Setauket days are full enough with running the house, seeing to family mending, the few social calls we may expect. We none of us Outerbridges have ever been solely at our leisure, no matter what the village may think. It has now become quite a challenge to find both time enough and privacy for this diary, and I snatch at either whenever slightest promise of them appears.
Today for reasons unknown (and which I had no desire to discover), Sally B. and Cook had both been tasked with going into the root cellar on some errand of Bess'. The snow has lessened in the last week, and is mostly gone from the ground ('til a new fall), but the cold has not. And no matter the relative warmth and windbreak our root cellar, I'd much rather be here with pen.
Bess has found me, not half-hour gone, and she entered our (now-shared) bed chamber laughing. It was a laugh of enjoyment, without malice or edge. She was happy: everything now pleased her that it wore the promise of York City.
"Jenny!" she sang my name as she had when we were children. "See what I have found!" she declared, holding up a sealed packet of paper above her head, as though I might try to snatch it from her grasp and she, with the advantage of height, might pull it away.
The very kind of game an older sister might practice upon a younger.
"What is it?" I asked, attempting to show a decided lack of curiosity and wealth of world-weariness, knowing such a game can only intensify if the younger sister appears to want that which the elder possesses.
She smiled. "Oh, it's too silly," she laughed again. "I don't even know what it is-only that I have found it among my things as Sally B. and I are packing. But it bears your name!"
"My name?" I asked, throwing off all pretence of disinterest. Packets of sealed paper that bear the name of Jenny Outerbridge are few and far between.
Some activity out of the window must have captured her attention, she walked straight toward the pane glass, and her hand, like an afterthought, trailed behind her, allowing me to grab hold of the packet.
"I was cross with you when it arrived. I cannot recall why," her voice had lost its boisterous edge in her distraction. "I had forgotten all about it."
"When?" I asked, almost too afraid to stare down at the writing it bore. "When did it come?"
"Oh, forever ago," she said, still straining to see something out-of-doors, likely between the docks and the Strong's Tavern (where most of the bustle in the village occurs). "I could not possibly recall when." And then she turned. "After all, Goose, I can't remember why I was so angry with you that I would hide it and not tell you about it in the first place!" She chuckled as though I were being just the ridiculous gooseberry she had called me out as and, her mind clearly already on to what task of preparation was required next, floated out of the bed chamber, each step taking her farther away from me, from her family, from all of life she had known.

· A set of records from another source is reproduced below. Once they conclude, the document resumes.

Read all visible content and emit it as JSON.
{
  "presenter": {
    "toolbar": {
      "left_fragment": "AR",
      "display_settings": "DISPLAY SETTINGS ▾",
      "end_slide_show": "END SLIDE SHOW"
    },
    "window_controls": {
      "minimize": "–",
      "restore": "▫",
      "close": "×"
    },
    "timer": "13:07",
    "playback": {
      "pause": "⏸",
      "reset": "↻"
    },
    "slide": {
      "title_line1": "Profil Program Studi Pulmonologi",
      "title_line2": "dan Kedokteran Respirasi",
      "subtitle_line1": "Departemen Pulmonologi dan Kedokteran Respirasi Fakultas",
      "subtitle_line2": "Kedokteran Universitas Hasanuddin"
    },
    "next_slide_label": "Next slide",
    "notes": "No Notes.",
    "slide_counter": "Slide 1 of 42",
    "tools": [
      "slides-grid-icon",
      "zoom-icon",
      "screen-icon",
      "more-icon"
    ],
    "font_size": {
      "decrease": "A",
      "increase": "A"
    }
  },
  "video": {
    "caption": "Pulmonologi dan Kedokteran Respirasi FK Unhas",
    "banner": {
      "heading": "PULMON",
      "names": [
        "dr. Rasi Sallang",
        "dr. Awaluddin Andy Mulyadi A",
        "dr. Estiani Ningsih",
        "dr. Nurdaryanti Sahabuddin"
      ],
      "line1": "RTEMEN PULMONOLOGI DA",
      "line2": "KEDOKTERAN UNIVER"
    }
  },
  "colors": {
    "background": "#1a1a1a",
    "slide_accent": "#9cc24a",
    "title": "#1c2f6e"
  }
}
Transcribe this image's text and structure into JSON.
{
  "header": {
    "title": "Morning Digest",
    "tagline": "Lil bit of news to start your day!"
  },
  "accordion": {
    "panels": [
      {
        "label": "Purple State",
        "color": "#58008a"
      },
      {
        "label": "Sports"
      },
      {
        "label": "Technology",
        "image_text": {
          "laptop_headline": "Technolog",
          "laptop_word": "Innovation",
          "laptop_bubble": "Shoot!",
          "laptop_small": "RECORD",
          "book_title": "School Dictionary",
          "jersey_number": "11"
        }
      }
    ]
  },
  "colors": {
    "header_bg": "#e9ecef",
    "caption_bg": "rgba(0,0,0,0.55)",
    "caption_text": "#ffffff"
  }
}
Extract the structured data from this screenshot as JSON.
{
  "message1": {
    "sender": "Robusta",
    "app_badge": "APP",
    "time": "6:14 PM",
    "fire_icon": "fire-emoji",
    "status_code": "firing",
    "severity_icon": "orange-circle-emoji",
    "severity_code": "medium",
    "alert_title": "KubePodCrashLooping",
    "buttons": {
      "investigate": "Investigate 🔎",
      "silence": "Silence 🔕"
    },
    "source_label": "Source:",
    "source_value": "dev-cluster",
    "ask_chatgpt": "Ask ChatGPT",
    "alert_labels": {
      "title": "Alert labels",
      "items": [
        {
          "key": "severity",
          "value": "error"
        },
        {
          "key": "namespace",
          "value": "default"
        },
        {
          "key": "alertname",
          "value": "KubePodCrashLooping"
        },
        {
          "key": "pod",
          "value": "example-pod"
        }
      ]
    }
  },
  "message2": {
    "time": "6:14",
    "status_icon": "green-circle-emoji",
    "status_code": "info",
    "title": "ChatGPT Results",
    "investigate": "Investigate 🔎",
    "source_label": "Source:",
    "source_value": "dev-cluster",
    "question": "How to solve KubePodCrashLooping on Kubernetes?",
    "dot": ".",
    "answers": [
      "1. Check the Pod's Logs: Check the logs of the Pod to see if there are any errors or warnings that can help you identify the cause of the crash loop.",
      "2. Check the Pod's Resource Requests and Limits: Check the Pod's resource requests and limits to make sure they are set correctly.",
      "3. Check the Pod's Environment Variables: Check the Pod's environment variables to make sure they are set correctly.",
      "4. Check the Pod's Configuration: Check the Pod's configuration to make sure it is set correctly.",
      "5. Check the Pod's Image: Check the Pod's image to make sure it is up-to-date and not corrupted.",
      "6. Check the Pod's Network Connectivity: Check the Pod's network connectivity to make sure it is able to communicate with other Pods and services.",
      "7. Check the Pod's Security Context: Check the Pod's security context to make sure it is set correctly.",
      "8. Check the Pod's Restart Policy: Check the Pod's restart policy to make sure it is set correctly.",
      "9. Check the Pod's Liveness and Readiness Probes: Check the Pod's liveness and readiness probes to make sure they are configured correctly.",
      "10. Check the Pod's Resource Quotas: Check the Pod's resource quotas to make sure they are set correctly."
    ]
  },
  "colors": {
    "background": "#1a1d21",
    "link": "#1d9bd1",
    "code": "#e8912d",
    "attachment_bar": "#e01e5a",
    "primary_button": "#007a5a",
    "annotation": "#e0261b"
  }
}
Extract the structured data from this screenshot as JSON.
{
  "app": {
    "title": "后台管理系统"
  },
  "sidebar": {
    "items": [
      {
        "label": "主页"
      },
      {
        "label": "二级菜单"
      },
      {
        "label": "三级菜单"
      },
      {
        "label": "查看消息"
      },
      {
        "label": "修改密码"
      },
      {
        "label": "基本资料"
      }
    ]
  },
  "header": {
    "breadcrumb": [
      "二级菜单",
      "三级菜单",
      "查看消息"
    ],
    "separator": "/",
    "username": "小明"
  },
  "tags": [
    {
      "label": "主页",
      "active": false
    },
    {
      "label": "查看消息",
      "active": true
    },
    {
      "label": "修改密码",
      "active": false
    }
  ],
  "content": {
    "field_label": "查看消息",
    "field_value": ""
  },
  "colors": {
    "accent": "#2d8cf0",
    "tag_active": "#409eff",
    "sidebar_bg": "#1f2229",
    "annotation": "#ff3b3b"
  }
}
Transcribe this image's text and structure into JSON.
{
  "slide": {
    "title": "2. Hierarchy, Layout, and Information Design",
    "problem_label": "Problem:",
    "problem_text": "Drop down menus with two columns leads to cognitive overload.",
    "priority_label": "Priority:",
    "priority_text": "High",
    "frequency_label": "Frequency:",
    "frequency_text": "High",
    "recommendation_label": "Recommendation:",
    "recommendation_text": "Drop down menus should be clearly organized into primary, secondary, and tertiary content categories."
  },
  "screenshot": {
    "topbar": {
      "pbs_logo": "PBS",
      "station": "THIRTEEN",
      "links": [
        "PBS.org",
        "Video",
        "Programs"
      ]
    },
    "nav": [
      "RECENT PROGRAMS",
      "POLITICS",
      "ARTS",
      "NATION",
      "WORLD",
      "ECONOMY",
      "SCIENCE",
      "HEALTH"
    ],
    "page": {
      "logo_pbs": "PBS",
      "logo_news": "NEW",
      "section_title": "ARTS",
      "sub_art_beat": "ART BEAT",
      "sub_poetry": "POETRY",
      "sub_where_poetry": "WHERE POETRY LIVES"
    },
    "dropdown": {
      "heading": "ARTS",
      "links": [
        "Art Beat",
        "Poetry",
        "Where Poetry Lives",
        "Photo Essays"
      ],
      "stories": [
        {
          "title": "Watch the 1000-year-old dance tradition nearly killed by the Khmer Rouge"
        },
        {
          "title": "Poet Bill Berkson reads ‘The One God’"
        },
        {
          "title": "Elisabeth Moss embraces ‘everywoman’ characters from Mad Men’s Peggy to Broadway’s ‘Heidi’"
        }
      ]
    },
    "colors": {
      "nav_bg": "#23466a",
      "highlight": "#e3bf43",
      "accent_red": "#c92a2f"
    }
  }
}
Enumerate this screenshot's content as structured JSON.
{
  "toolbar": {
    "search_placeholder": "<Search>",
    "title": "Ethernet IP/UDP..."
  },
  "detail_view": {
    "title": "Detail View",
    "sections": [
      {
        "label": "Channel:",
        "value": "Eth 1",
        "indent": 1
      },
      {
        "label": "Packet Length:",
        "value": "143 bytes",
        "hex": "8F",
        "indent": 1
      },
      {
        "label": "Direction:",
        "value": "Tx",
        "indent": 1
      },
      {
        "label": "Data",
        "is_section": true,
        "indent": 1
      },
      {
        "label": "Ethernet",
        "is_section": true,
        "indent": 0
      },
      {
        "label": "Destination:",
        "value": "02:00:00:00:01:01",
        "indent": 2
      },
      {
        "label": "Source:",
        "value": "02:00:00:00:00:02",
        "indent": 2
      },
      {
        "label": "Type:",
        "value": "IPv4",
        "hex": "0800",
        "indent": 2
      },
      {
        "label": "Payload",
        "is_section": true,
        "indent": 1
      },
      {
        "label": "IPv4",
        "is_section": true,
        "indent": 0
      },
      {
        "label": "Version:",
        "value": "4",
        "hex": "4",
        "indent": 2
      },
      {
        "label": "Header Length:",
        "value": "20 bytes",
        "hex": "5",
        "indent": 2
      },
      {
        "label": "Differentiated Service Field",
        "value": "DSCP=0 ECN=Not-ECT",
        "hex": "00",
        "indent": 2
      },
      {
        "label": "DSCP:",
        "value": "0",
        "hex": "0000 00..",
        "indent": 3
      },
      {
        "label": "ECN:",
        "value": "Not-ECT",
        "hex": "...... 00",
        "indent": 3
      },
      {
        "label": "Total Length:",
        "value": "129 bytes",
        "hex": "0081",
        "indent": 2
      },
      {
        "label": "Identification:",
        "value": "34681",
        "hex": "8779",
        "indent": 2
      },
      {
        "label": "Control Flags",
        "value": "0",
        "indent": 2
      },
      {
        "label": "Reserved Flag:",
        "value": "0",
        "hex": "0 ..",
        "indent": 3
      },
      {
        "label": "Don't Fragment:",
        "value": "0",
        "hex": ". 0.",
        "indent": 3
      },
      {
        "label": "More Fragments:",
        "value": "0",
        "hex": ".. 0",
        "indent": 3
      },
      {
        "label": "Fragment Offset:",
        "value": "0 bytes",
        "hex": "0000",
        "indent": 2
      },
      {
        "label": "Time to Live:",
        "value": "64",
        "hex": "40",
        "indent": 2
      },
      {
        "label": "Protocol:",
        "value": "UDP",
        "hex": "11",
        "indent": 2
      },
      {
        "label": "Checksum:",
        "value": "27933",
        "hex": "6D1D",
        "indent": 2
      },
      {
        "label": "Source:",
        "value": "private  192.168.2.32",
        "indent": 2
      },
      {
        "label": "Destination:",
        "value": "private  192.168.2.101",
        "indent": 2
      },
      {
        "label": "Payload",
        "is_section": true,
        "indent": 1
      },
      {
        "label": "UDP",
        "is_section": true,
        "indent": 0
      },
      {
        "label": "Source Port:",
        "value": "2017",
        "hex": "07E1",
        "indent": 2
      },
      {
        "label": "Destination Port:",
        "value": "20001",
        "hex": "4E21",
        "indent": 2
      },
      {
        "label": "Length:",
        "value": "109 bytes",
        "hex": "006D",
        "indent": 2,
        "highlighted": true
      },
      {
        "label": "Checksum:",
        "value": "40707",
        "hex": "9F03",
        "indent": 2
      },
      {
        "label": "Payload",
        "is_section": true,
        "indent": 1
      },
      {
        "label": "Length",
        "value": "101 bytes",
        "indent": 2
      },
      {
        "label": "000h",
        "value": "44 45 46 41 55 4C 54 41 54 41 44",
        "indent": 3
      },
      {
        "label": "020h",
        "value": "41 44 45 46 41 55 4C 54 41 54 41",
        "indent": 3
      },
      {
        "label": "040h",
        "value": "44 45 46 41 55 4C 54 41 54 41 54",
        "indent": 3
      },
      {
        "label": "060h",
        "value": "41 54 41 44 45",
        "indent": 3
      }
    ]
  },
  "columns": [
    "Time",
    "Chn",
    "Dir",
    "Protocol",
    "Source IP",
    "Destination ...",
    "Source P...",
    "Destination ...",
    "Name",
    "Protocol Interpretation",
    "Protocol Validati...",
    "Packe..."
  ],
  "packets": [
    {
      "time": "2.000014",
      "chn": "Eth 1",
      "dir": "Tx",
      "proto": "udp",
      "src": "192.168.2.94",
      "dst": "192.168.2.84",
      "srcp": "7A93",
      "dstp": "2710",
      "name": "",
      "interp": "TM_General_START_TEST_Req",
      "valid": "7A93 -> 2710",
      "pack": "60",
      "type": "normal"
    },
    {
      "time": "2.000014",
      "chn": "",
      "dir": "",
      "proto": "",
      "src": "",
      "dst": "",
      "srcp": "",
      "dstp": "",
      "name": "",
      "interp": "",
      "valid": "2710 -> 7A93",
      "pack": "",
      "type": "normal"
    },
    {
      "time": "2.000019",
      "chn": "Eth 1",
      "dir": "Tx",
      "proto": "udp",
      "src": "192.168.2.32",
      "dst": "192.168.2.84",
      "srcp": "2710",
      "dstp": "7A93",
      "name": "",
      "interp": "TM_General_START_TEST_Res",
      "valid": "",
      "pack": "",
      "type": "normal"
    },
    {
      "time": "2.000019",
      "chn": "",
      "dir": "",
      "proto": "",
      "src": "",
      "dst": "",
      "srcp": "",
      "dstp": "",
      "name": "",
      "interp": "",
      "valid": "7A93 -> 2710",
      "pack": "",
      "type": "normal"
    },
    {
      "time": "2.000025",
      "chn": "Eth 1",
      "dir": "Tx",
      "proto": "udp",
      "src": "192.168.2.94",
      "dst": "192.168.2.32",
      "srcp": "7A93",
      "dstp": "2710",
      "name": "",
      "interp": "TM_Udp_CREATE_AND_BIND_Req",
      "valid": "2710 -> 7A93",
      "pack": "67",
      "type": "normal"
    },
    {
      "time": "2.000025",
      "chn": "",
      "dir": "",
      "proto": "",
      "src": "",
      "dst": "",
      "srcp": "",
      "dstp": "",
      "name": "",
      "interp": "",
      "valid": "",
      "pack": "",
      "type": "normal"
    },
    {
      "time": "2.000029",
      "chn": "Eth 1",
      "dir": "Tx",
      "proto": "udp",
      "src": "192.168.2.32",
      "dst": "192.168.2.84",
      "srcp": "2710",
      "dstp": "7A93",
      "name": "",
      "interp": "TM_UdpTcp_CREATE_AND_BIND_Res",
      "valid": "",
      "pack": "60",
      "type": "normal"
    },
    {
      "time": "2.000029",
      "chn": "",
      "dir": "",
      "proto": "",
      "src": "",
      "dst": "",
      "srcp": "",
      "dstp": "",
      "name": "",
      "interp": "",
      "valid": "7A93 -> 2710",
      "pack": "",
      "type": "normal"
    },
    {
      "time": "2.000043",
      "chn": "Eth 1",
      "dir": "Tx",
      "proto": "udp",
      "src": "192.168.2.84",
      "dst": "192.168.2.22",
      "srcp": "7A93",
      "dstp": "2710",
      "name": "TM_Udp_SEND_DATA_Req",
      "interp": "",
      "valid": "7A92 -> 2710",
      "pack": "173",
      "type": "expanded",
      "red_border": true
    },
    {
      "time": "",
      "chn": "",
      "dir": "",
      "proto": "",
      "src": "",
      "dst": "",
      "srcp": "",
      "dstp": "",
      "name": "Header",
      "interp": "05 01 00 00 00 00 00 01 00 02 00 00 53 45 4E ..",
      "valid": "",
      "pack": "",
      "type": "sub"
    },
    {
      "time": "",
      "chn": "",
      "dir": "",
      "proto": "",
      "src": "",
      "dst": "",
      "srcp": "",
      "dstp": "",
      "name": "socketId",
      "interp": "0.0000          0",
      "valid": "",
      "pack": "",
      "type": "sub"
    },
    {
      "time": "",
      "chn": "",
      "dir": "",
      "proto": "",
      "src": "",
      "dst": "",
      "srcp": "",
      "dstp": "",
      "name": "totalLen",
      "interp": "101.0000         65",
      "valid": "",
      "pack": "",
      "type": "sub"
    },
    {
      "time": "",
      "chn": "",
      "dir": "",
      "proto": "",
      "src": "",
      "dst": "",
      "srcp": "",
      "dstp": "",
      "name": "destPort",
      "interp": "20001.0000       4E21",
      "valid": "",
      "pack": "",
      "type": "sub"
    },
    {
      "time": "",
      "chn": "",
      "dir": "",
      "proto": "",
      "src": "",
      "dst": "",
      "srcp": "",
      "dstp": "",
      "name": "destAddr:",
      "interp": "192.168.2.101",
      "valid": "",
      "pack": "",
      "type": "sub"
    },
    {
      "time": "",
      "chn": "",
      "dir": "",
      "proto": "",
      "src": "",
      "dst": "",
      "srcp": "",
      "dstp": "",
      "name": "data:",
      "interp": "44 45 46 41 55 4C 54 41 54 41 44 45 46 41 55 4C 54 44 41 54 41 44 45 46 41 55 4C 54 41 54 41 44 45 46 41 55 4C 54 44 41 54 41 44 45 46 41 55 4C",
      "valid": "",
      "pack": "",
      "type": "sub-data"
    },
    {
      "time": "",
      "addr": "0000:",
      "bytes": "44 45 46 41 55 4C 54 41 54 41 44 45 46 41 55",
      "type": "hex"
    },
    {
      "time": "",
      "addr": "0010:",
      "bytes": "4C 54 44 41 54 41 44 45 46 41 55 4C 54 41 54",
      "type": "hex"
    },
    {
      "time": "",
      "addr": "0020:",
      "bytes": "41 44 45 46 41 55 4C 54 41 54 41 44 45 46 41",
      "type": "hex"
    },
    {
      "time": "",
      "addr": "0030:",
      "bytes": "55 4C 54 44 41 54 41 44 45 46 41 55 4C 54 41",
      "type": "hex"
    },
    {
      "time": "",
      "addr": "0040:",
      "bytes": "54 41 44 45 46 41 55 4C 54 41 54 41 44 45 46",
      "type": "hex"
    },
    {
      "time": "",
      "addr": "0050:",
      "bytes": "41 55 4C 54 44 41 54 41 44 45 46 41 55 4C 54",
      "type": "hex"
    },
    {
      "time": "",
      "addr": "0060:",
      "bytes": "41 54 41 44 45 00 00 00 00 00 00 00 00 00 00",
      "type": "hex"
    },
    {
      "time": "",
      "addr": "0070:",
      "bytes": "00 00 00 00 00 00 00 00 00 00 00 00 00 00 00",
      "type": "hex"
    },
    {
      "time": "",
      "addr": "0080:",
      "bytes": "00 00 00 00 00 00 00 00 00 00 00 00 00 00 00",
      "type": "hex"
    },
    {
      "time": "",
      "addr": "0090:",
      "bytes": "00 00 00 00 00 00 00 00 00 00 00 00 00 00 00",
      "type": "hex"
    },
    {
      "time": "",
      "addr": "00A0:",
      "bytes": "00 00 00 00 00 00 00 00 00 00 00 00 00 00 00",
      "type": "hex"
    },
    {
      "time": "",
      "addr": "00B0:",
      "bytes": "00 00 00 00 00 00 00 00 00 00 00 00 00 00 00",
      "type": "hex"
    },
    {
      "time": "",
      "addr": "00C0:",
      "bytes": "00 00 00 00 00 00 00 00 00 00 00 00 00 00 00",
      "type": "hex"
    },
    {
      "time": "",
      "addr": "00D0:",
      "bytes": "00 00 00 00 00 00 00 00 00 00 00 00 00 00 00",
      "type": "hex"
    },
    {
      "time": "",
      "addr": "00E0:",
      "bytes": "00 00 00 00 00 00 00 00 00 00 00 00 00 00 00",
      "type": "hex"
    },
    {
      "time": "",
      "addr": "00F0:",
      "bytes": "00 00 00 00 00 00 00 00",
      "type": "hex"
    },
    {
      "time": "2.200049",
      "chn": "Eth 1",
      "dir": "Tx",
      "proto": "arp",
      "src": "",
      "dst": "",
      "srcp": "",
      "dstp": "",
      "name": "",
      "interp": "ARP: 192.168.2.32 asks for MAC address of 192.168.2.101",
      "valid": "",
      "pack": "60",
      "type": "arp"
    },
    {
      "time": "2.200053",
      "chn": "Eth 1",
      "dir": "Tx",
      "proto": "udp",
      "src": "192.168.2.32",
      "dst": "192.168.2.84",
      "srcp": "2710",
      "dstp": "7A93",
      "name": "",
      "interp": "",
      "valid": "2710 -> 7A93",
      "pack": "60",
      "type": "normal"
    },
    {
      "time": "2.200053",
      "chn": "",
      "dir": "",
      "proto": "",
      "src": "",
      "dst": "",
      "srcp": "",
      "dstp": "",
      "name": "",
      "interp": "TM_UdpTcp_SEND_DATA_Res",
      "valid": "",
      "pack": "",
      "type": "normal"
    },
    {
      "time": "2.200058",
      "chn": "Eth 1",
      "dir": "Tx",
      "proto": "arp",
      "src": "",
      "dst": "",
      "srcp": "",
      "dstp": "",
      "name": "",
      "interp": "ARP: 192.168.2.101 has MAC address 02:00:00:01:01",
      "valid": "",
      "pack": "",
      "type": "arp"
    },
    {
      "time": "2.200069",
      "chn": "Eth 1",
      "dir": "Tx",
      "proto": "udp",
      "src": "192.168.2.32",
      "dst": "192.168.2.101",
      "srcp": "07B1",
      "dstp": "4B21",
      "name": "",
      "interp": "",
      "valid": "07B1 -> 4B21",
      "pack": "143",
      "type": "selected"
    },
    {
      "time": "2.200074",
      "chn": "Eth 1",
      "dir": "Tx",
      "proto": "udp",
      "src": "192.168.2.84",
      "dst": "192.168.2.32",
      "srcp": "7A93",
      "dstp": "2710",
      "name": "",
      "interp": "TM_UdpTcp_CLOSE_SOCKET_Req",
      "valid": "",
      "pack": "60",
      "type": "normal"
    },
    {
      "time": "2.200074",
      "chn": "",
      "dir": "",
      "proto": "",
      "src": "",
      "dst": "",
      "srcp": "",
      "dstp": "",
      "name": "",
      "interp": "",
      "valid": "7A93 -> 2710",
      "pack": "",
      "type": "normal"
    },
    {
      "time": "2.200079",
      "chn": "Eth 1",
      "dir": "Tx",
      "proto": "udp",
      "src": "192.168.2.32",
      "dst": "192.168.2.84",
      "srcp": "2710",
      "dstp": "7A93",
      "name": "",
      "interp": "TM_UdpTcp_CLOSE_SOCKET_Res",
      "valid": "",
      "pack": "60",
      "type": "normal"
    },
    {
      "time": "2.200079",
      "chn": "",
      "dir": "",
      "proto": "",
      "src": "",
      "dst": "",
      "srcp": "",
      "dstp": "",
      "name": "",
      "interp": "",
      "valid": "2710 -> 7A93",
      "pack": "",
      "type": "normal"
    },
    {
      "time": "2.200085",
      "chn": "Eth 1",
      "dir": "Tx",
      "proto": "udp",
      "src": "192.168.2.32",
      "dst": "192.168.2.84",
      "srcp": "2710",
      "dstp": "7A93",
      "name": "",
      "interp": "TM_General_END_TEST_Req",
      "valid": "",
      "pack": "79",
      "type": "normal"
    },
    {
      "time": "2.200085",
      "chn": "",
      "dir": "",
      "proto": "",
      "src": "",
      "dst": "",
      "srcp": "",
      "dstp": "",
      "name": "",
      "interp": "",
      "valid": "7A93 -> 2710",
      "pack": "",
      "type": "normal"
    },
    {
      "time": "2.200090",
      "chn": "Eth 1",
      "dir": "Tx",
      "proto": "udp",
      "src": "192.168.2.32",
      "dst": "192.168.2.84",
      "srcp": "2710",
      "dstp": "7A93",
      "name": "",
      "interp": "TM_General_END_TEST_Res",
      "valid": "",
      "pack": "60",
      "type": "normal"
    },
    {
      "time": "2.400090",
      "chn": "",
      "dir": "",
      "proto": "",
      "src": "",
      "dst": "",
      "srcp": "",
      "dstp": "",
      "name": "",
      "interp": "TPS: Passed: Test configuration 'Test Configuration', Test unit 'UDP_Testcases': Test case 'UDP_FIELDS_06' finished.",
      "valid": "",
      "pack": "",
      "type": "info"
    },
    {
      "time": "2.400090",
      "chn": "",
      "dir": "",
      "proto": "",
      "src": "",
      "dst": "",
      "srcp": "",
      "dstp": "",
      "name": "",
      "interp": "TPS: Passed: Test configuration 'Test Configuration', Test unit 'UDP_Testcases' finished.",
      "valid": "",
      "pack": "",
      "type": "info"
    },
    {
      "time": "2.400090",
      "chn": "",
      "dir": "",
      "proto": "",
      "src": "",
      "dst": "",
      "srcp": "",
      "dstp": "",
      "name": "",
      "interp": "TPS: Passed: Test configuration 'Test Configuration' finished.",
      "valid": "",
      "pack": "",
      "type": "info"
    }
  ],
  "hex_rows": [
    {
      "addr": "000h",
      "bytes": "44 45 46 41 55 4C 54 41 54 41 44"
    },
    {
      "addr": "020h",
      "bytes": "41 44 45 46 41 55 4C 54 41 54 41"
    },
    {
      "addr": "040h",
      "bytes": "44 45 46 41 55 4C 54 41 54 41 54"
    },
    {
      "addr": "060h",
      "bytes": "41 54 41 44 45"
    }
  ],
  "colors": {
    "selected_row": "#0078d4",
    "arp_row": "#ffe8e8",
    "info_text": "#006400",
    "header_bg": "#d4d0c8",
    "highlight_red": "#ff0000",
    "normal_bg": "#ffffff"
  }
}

I looked down, no time for the moment to reflect further upon Bess' coming journey and change of station. The packet sat, rough and yet still-crisp in my hand. The side addressed to me (I still had not seen it) faced my palm. The seal was up, my thumb ran over it, as it might over a particular collection of stitches in a needlepoint for comfort, for orientation.
I dared to turn it over. It could not be very old, I told myself: the paper was in too good a condition. It could not be. It could not be. It was nothing.
It was, perhaps, part of a greater joke of Bess' (though it was clear Bess had things well beyond laughing at me on her mind at present).
My thumb flipped the unbroken seal back to my palm.
"Miss Jenny Outerbridge" the script read, clear and unsmudged.
It was written in the practiced hand of a schoolmaster.